The Blended - Rangoli strategy cherry picks the best opportunities from across seven thematic funds that Unifi manages. The mandate is to participate in opportunities that arise from a mix of emergent themes, corporate actions and attractiveness of core fundamentals. The strategy aims to thrive through market cycles and helps cut down the investors switching cost and effort in migrating between different strategies over time.
Value creation requires a mental model which goes beyond the obvious. It requires a meticulous mind-set which is able to sift through reams of information and assimilate only that which is relevant in identifying value accretive opportunities. Metaphorically this could be compared to searching the proverbial needle in a haystack. The investment strategy will be to pick best opportunities from the following themes.
In a single corporate structure with multiple businesses, the sum of the value of the separate parts is often less than that of the whole. A de-merger of disparate businesses, unlocks the financial and management bandwidth required for the respective businesses to grow. Spin off invests in situations that offer great scope for the businesses to realize their full growth potential and attract commensurate market valuation.
Few segments of the market tend to be mispriced in spite of visible growth prospects, resulting in such stocks trading at a deep discount to their intrinsic value. Reasons could vary from inadequate understanding of a business by most analysts, low relative market cap and liquidity or the lack of correlation to benchmark indices. DVD invests in such businesses and exploits market inefficiencies.

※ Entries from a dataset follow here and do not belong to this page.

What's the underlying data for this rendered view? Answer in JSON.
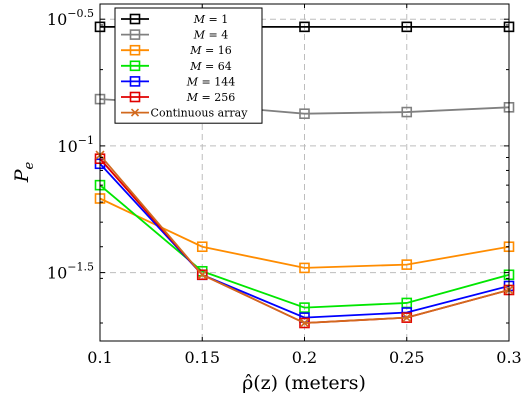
{
  "chart_data": {
    "type": "line",
    "xlabel": "ρ̂(z) (meters)",
    "ylabel": "Pe",
    "ylabel_main": "P",
    "ylabel_sub": "e",
    "x": [
      0.1,
      0.15,
      0.2,
      0.25,
      0.3
    ],
    "xlim": [
      0.1,
      0.3
    ],
    "ylim_log10": [
      -1.77,
      -0.44
    ],
    "y_scale": "log",
    "xtick_labels": [
      "0.1",
      "0.15",
      "0.2",
      "0.25",
      "0.3"
    ],
    "yticks": [
      {
        "base": "10",
        "exp": "−0.5",
        "log10": -0.5
      },
      {
        "base": "10",
        "exp": "−1",
        "log10": -1.0
      },
      {
        "base": "10",
        "exp": "−1.5",
        "log10": -1.5
      }
    ],
    "grid": true,
    "legend_position": "top-left",
    "series": [
      {
        "name": "M = 1",
        "name_var": "M",
        "name_val": " = 1",
        "color": "#000000",
        "marker": "square",
        "values": [
          0.295,
          0.295,
          0.295,
          0.295,
          0.295
        ]
      },
      {
        "name": "M = 4",
        "name_var": "M",
        "name_val": " = 4",
        "color": "#808080",
        "marker": "square",
        "values": [
          0.153,
          0.145,
          0.134,
          0.136,
          0.142
        ]
      },
      {
        "name": "M = 16",
        "name_var": "M",
        "name_val": " = 16",
        "color": "#ff8c00",
        "marker": "square",
        "values": [
          0.062,
          0.04,
          0.033,
          0.034,
          0.04
        ]
      },
      {
        "name": "M = 64",
        "name_var": "M",
        "name_val": " = 64",
        "color": "#00e600",
        "marker": "square",
        "values": [
          0.07,
          0.032,
          0.023,
          0.024,
          0.031
        ]
      },
      {
        "name": "M = 144",
        "name_var": "M",
        "name_val": " = 144",
        "color": "#0000ff",
        "marker": "square",
        "values": [
          0.085,
          0.031,
          0.021,
          0.022,
          0.028
        ]
      },
      {
        "name": "M = 256",
        "name_var": "M",
        "name_val": " = 256",
        "color": "#e00000",
        "marker": "square",
        "values": [
          0.089,
          0.031,
          0.02,
          0.021,
          0.027
        ]
      },
      {
        "name": "Continuous array",
        "name_var": "",
        "name_val": "Continuous array",
        "color": "#d2691e",
        "marker": "x",
        "values": [
          0.092,
          0.031,
          0.02,
          0.021,
          0.027
        ]
      }
    ]
  }
}
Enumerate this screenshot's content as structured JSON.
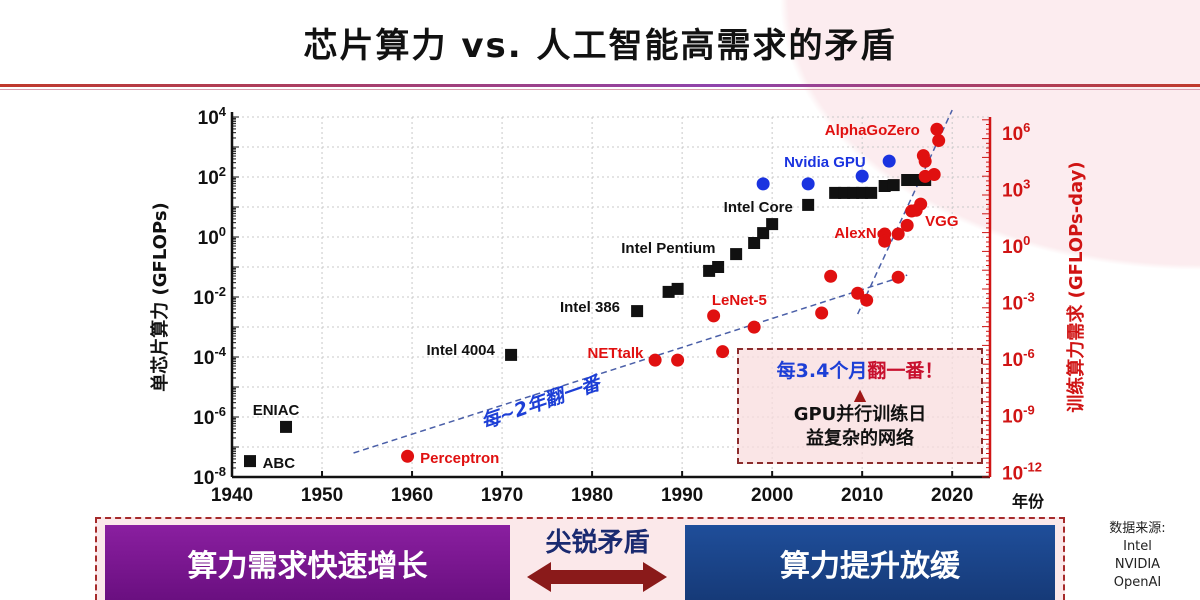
{
  "title": "芯片算力 vs. 人工智能高需求的矛盾",
  "colors": {
    "black_series": "#111111",
    "gpu_series": "#1a33e0",
    "ai_series": "#e01010",
    "right_axis": "#d01414",
    "trend": "#4a5fa8"
  },
  "chart_data": {
    "type": "scatter",
    "title": "",
    "xlabel": "年份",
    "ylabel": "单芯片算力 (GFLOPs)",
    "ylabel_right": "训练算力需求 (GFLOPs-day)",
    "xlim": [
      1940,
      2024.2
    ],
    "ylim_log10": [
      -8,
      4
    ],
    "ylim_right_log10": [
      -12.25,
      6.85
    ],
    "x_ticks": [
      "1940",
      "1950",
      "1960",
      "1970",
      "1980",
      "1990",
      "2000",
      "2010",
      "2020"
    ],
    "y_ticks_exp": [
      4,
      2,
      0,
      -2,
      -4,
      -6,
      -8
    ],
    "y_right_ticks_exp": [
      6,
      3,
      0,
      -3,
      -6,
      -9,
      -12
    ],
    "grid": true,
    "series": [
      {
        "name": "CPU (Intel etc.)",
        "marker": "square",
        "axis": "left",
        "color": "#111111",
        "points": [
          [
            1942,
            -7.47
          ],
          [
            1946,
            -6.33
          ],
          [
            1971,
            -3.93
          ],
          [
            1985,
            -2.47
          ],
          [
            1988.5,
            -1.83
          ],
          [
            1989.5,
            -1.73
          ],
          [
            1993,
            -1.13
          ],
          [
            1994,
            -1.0
          ],
          [
            1996,
            -0.57
          ],
          [
            1998,
            -0.2
          ],
          [
            1999,
            0.13
          ],
          [
            2000,
            0.43
          ],
          [
            2004,
            1.07
          ],
          [
            2007,
            1.47
          ],
          [
            2008,
            1.47
          ],
          [
            2009,
            1.47
          ],
          [
            2010,
            1.47
          ],
          [
            2011,
            1.47
          ],
          [
            2012.5,
            1.7
          ],
          [
            2013.5,
            1.73
          ],
          [
            2015,
            1.9
          ],
          [
            2016,
            1.9
          ],
          [
            2017,
            1.9
          ]
        ]
      },
      {
        "name": "Nvidia GPU",
        "marker": "circle",
        "axis": "left",
        "color": "#1a33e0",
        "points": [
          [
            1999,
            1.77
          ],
          [
            2004,
            1.77
          ],
          [
            2010,
            2.03
          ],
          [
            2013,
            2.53
          ]
        ]
      },
      {
        "name": "AI training compute",
        "marker": "circle",
        "axis": "right",
        "color": "#e01010",
        "points": [
          [
            1959.5,
            -11.15
          ],
          [
            1987,
            -6.05
          ],
          [
            1989.5,
            -6.05
          ],
          [
            1994.5,
            -5.6
          ],
          [
            1993.5,
            -3.7
          ],
          [
            1998,
            -4.3
          ],
          [
            2005.5,
            -3.55
          ],
          [
            2006.5,
            -1.6
          ],
          [
            2009.5,
            -2.5
          ],
          [
            2010.5,
            -2.87
          ],
          [
            2014,
            -1.65
          ],
          [
            2012.5,
            0.64
          ],
          [
            2012.5,
            0.26
          ],
          [
            2014,
            0.64
          ],
          [
            2015,
            1.1
          ],
          [
            2015.5,
            1.86
          ],
          [
            2016.5,
            2.23
          ],
          [
            2016,
            1.9
          ],
          [
            2017,
            3.7
          ],
          [
            2016.8,
            4.8
          ],
          [
            2017,
            4.5
          ],
          [
            2018,
            3.8
          ],
          [
            2018.5,
            5.6
          ],
          [
            2018.3,
            6.2
          ]
        ]
      }
    ],
    "trend_lines": [
      {
        "name": "cpu-trend",
        "from": [
          1953.5,
          -7.2
        ],
        "to": [
          2015,
          -1.27
        ]
      },
      {
        "name": "ai-trend",
        "from": [
          2009.5,
          -2.57
        ],
        "to": [
          2020,
          4.23
        ]
      }
    ],
    "annotations": [
      {
        "text": "ENIAC",
        "x": 1942.3,
        "y": -5.93,
        "anchor": "start",
        "color": "#111111"
      },
      {
        "text": "ABC",
        "x": 1943.4,
        "y": -7.7,
        "anchor": "start",
        "color": "#111111"
      },
      {
        "text": "Intel 4004",
        "x": 1969.2,
        "y": -3.93,
        "anchor": "end",
        "color": "#111111"
      },
      {
        "text": "Intel 386",
        "x": 1983.1,
        "y": -2.5,
        "anchor": "end",
        "color": "#111111"
      },
      {
        "text": "Intel Pentium",
        "x": 1993.7,
        "y": -0.53,
        "anchor": "end",
        "color": "#111111"
      },
      {
        "text": "Intel Core",
        "x": 2002.3,
        "y": 0.83,
        "anchor": "end",
        "color": "#111111"
      },
      {
        "text": "Nvidia GPU",
        "x": 2010.4,
        "y": 2.33,
        "anchor": "end",
        "color": "#1a33e0"
      },
      {
        "text": "AlphaGoZero",
        "x": 2016.4,
        "y": 3.4,
        "anchor": "end",
        "color": "#e01010"
      },
      {
        "text": "AlexNet",
        "x": 2013.1,
        "y": -0.03,
        "anchor": "end",
        "color": "#e01010"
      },
      {
        "text": "VGG",
        "x": 2017,
        "y": 0.37,
        "anchor": "start",
        "color": "#e01010"
      },
      {
        "text": "LeNet-5",
        "x": 1993.3,
        "y": -2.27,
        "anchor": "start",
        "color": "#e01010"
      },
      {
        "text": "NETtalk",
        "x": 1985.7,
        "y": -4.03,
        "anchor": "end",
        "color": "#e01010"
      },
      {
        "text": "Perceptron",
        "x": 1960.9,
        "y": -7.53,
        "anchor": "start",
        "color": "#e01010"
      }
    ],
    "slogan_cpu": "每~2年翻一番",
    "callout": {
      "blue": "每3.4个月",
      "red": "翻一番！",
      "line1": "GPU并行训练日",
      "line2": "益复杂的网络"
    }
  },
  "bottom": {
    "left_box": "算力需求快速增长",
    "middle": "尖锐矛盾",
    "right_box": "算力提升放缓"
  },
  "source": {
    "label": "数据来源:",
    "items": [
      "Intel",
      "NVIDIA",
      "OpenAI"
    ]
  }
}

Many holding companies are run as group holding companies rather than strategic investment companies. This results in a perennial discount in their valuations but such discounts are not a constant. The Holdco strategy identifies strong underlying businesses and looks for massive valuation discounts that are likely to recover as promoters feel the heat of change in the regulatory landscape; meantime benefiting from value convergence in a rising market.
As always, markets fancy a few sectors that have done well in the past ignoring the rest. Of the sectors which are less understood, few like speciality chemicals, agri, precision manufacturing have become globally competitive and are privy to an expanding market opportunity. APJ20 invests in firms that have evolved and are in a ripe position to benefit from such growth prospects.
The investment focus of the green strategy is on companies which provide products and services that help in reducing the carbon footprint in the environment and/or result in more efficient use of natural resources. Within the context of this strategy, the sectors that have been identified for creating the portfolio are - emission control, energy efficiency, water management and waste management.
The Insider Shadow Strategy invests in companies in which founders’ have acquired a meaningful quantity of additional shares at market prices. Such an action demonstrates their conviction on a company's growth prospects or inherent value not captured in stock price at that point. The proposition is to understand and validate the founder’s perspective of value and gain from the eventual balancing of the value-price mismatch in the market.
The investment focus is on established companies in specific sectors which are leading the migration of market share from unorganised players to organised players. As India’s economy grows rapidly in scale and sophistication, several sectors are positioned to change dramatically over the next decade. Certain powerful trends are driving the shift in the balance of competitive advantage in favour of organised businesses.
The investment universe would include the diverse investment opportunities within the following mentioned funds at any specific point of time: SPIN OFF, DVD, HOLDCO, APJ20, Green Strategy, Insider Shadow Strategy and BCAD.
The investments will be majorly concentrated in small and midcap space wherein it is difficult for “institutional” type of capital to invest and where Unifi’s relatively smaller size helps us to focus in niche areas of the market.
Though careful and meticulous effort would be put in selecting only the best of opportunities’ within UNIFI’s fund universe, the risks here can originate from the time required for value unlocking in case of stocks picked from the Spin Off or Holdco universe. Other risks will include ones associated with illiquidity, change in strategy, change in business fundamentals and value destructive acquisitions in the case of stocks selected from the APJ, Green or DVD universe.
Unifi’s core competency lies in conducting deep bottom-up fundamental -oriented research to curate client portfolios. Basis our investment philosophy, our portfolio construction framework prioritizes a balanced mix of stocks across sectors based on our investment thesis and conviction, ensuring adequate diversification amongst such quality businesses. The portfolio’s concentration at any time purely reflects our sectoral or stock-specific investment thesis. While maintaining responsible diversification by limiting company/sector level exposure is an important priority, we do not have rigid allocations. When we evaluate a business, we are not biased about its market capitalization but are concerned more about the size of opportunity that the business can offer. Hence, our portfolios are generally market cap agnostic.
Our typical portfolios endeavor a good balance between diversification and concentrated exposure. We periodically review the portfolios to maintain an appropriate portfolio mix depending upon investment objective, market conditions, risk tolerance and liquidity requirement to ensure diversification.